Increasing public awareness about the burden of mental disorders and the availability of quality treatment is essential to reduce barriers to treatment due to inadequate knowledge about mental health services. The media can play a role in highlighting the availability of effective and safe treatments for mental illness. It can stop using negative language when referring to people with mental illness (for example the use of words such as "crazy, mad, lunatic") and also spread information on the symptoms of common mental disorders. Public health departments also have a responsibility to disseminate information on the identification of common mental disorders and the availability of help at the primary care level. Many people who are aware of their own mental illness will not seek help because they fear they will have to approach a mental hospital and also fear the stigma of having a mental illness. It is important to assure them confidentiality and availability of mental healthcare at the primary level.
Mental health policies
Finally, it is important that we develop mental health policies, programmes and legislation to increase access to mental healthcare and promote respect for the human rights of persons with mental disorders. India 's mental health law is very inadequate and in many instances acts as a barrier to accessing mental health services.
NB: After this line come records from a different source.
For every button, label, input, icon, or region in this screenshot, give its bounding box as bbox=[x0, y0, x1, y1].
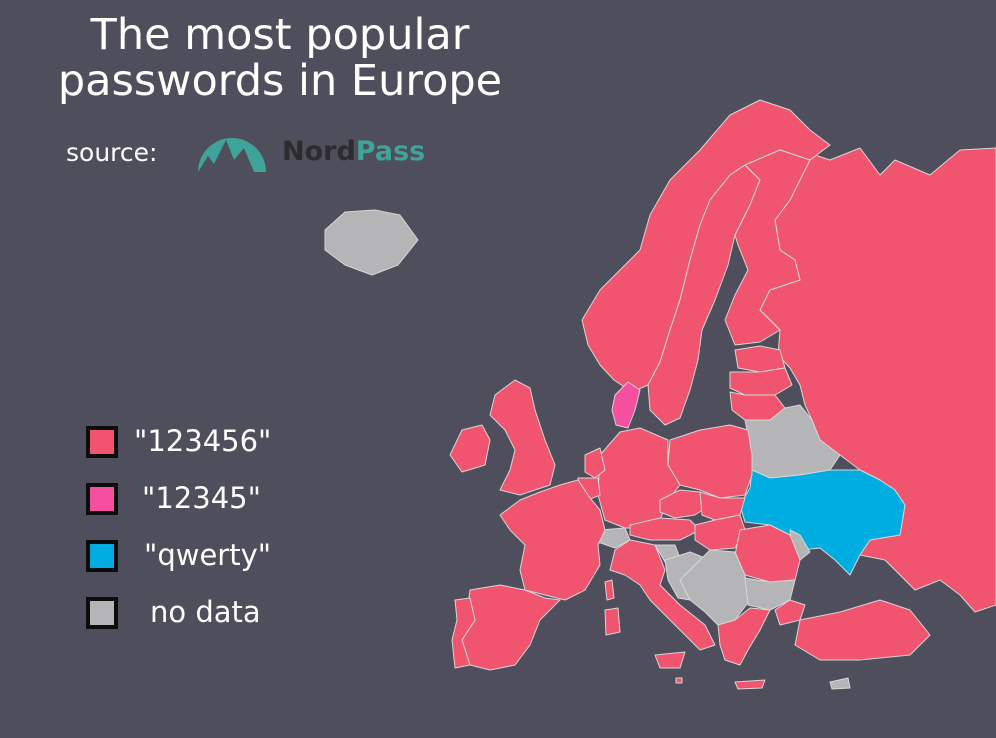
region-latvia bbox=[729, 367, 793, 396]
logo-text-pass: Pass bbox=[355, 136, 426, 167]
region-uk bbox=[489, 379, 556, 496]
legend-swatch bbox=[86, 540, 118, 572]
region-finland bbox=[724, 149, 811, 346]
legend-swatch bbox=[86, 597, 118, 629]
region-denmark bbox=[611, 381, 641, 429]
legend-label: "123456" bbox=[134, 424, 272, 458]
legend-swatch bbox=[86, 426, 118, 458]
legend-label: "qwerty" bbox=[144, 538, 272, 572]
region-turkey bbox=[774, 599, 931, 661]
mountain-logo-icon bbox=[198, 138, 266, 172]
region-sardinia bbox=[604, 607, 621, 636]
region-ukraine bbox=[739, 469, 906, 576]
region-portugal bbox=[451, 597, 476, 669]
region-corsica bbox=[604, 579, 615, 601]
legend-label: "12345" bbox=[142, 481, 261, 515]
region-poland bbox=[667, 424, 753, 499]
page-title: The most popular passwords in Europe bbox=[30, 12, 530, 104]
nordpass-logo-text: NordPass bbox=[282, 136, 425, 167]
region-italy bbox=[609, 539, 716, 651]
logo-text-nord: Nord bbox=[282, 136, 356, 167]
title-line-1: The most popular bbox=[90, 10, 470, 60]
legend-swatch bbox=[86, 483, 118, 515]
legend-label: no data bbox=[150, 595, 261, 629]
region-sicily bbox=[654, 651, 686, 669]
region-estonia bbox=[734, 345, 786, 373]
region-spain bbox=[461, 584, 561, 671]
region-austria bbox=[629, 517, 701, 541]
region-france bbox=[499, 479, 606, 601]
region-malta bbox=[675, 677, 683, 684]
region-cyprus bbox=[829, 677, 851, 690]
region-greece bbox=[717, 607, 771, 666]
source-label: source: bbox=[66, 138, 158, 167]
region-iceland bbox=[324, 209, 419, 276]
region-netherlands bbox=[584, 447, 606, 479]
title-line-2: passwords in Europe bbox=[57, 56, 503, 106]
region-ireland bbox=[449, 424, 491, 473]
region-crete bbox=[734, 679, 766, 690]
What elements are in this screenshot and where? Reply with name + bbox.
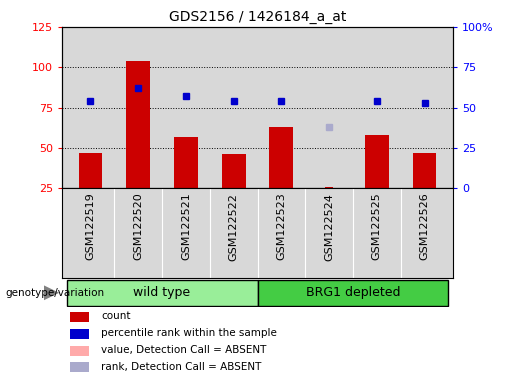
Bar [70,312,89,322]
Text: GSM122522: GSM122522 [229,193,238,261]
Text: rank, Detection Call = ABSENT: rank, Detection Call = ABSENT [101,362,261,372]
Title: GDS2156 / 1426184_a_at: GDS2156 / 1426184_a_at [169,10,346,25]
Bar [70,346,89,356]
Bar [70,329,89,339]
Text: genotype/variation: genotype/variation [5,288,104,298]
Bar [269,127,294,188]
Bar [221,154,246,188]
Polygon shape [44,285,59,300]
Text: percentile rank within the sample: percentile rank within the sample [101,328,277,338]
Bar [66,280,258,306]
Text: GSM122525: GSM122525 [372,193,382,260]
Text: GSM122524: GSM122524 [324,193,334,261]
Bar [126,61,150,188]
Text: BRG1 depleted: BRG1 depleted [306,286,400,299]
Bar [413,153,437,188]
Bar [174,137,198,188]
Bar [78,153,102,188]
Text: GSM122523: GSM122523 [277,193,286,260]
Bar [70,362,89,372]
Text: GSM122526: GSM122526 [420,193,430,260]
Text: GSM122520: GSM122520 [133,193,143,260]
Bar [365,135,389,188]
Text: GSM122519: GSM122519 [85,193,95,260]
Text: value, Detection Call = ABSENT: value, Detection Call = ABSENT [101,345,266,355]
Bar [325,187,333,188]
Bar [258,280,449,306]
Text: wild type: wild type [133,286,191,299]
Text: GSM122521: GSM122521 [181,193,191,260]
Text: count: count [101,311,130,321]
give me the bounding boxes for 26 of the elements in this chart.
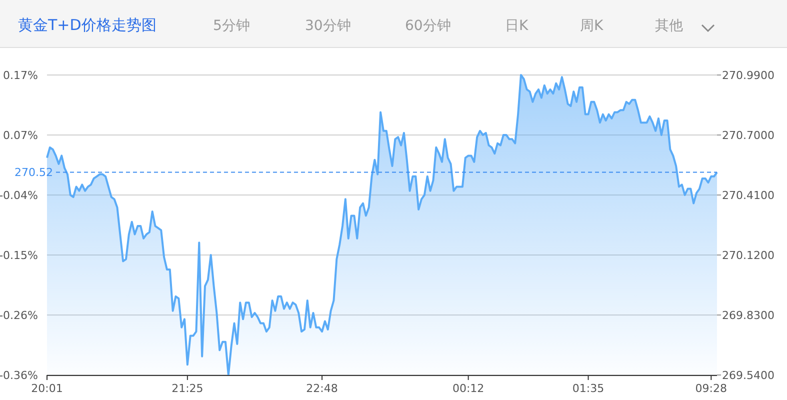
y-tick-label: 0.17% bbox=[3, 69, 38, 82]
y-tick-label: -0.04% bbox=[0, 189, 38, 202]
text: 其他 bbox=[655, 18, 683, 34]
text: 30分钟 bbox=[305, 18, 351, 34]
y2-tick-label: 270.7000 bbox=[722, 129, 774, 142]
text: 5分钟 bbox=[213, 18, 250, 34]
text: 60分钟 bbox=[405, 18, 451, 34]
x-tick-label: 22:48 bbox=[306, 382, 338, 395]
x-tick-label: 20:01 bbox=[31, 382, 63, 395]
chart-title: 黄金T+D价格走势图 bbox=[18, 16, 156, 34]
ref-line-label: 270.52 bbox=[14, 166, 53, 180]
y-tick-label: 0.07% bbox=[3, 129, 38, 142]
y-tick-label: -0.36% bbox=[0, 369, 38, 382]
y2-tick-label: 270.1200 bbox=[722, 249, 774, 262]
y2-tick-label: 269.5400 bbox=[722, 369, 774, 382]
y-tick-label: -0.26% bbox=[0, 309, 38, 322]
y2-tick-label: 270.9900 bbox=[722, 69, 774, 82]
x-tick-label: 00:12 bbox=[452, 382, 484, 395]
x-tick-label: 01:35 bbox=[572, 382, 604, 395]
x-tick-label: 09:28 bbox=[695, 382, 727, 395]
text: 日K bbox=[505, 18, 529, 34]
x-tick-label: 21:25 bbox=[172, 382, 204, 395]
y-tick-label: -0.15% bbox=[0, 249, 38, 262]
y2-tick-label: 270.4100 bbox=[722, 189, 774, 202]
text: 周K bbox=[580, 18, 604, 34]
y2-tick-label: 269.8300 bbox=[722, 309, 774, 322]
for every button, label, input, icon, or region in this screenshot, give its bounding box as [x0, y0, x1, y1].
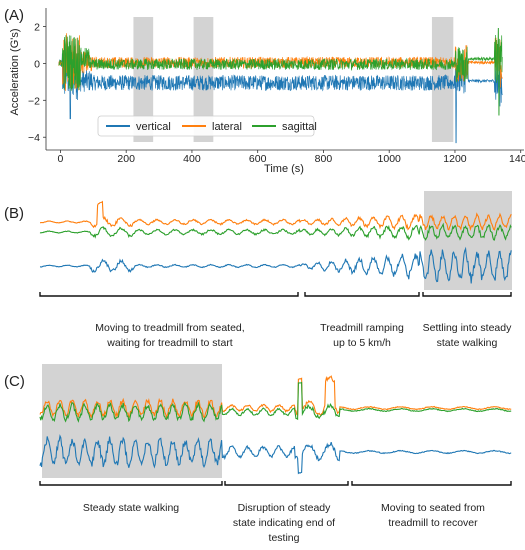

We need a modern mental health law that gives priority to protecting the rights of persons with mental disorders, promotes development of community-based care and improves access to mental healthcare. The legislation in India does not promote community-based mental healthcare and widespread access to mental health services. There is no specific law requiring the creation of community-based services in the Mental Health Act, or incorporating mental healthcare into primary healthcare. There is no explicit legislation requiring the informed consent -- oral or written -- of a patient for medical treatment upon admission under voluntary or involuntary circumstances. There are no safeguards or review mechanisms for involuntary treatment of patients, regardless of how they were admitted into a psychiatric facility. And, lastly, Indian penal laws still regard attempted suicide as a criminal act. Thus patients who have attempted suicide are liable for prosecution. In reality, no one has yet been prosecuted for attempted suicide but this provision gives the police an opportunity to harass people who actually need help and treatment. There is enough anecdotal evidence that the police extract money from patients and their relatives, threatening them with prosecution and publicising the fact that they attempted suicide. Thus we have a peculiar situation here -- the state will not provide medical help for what is clearly an act arising out mental illness, but is eager to prosecute vulnerable people who need help.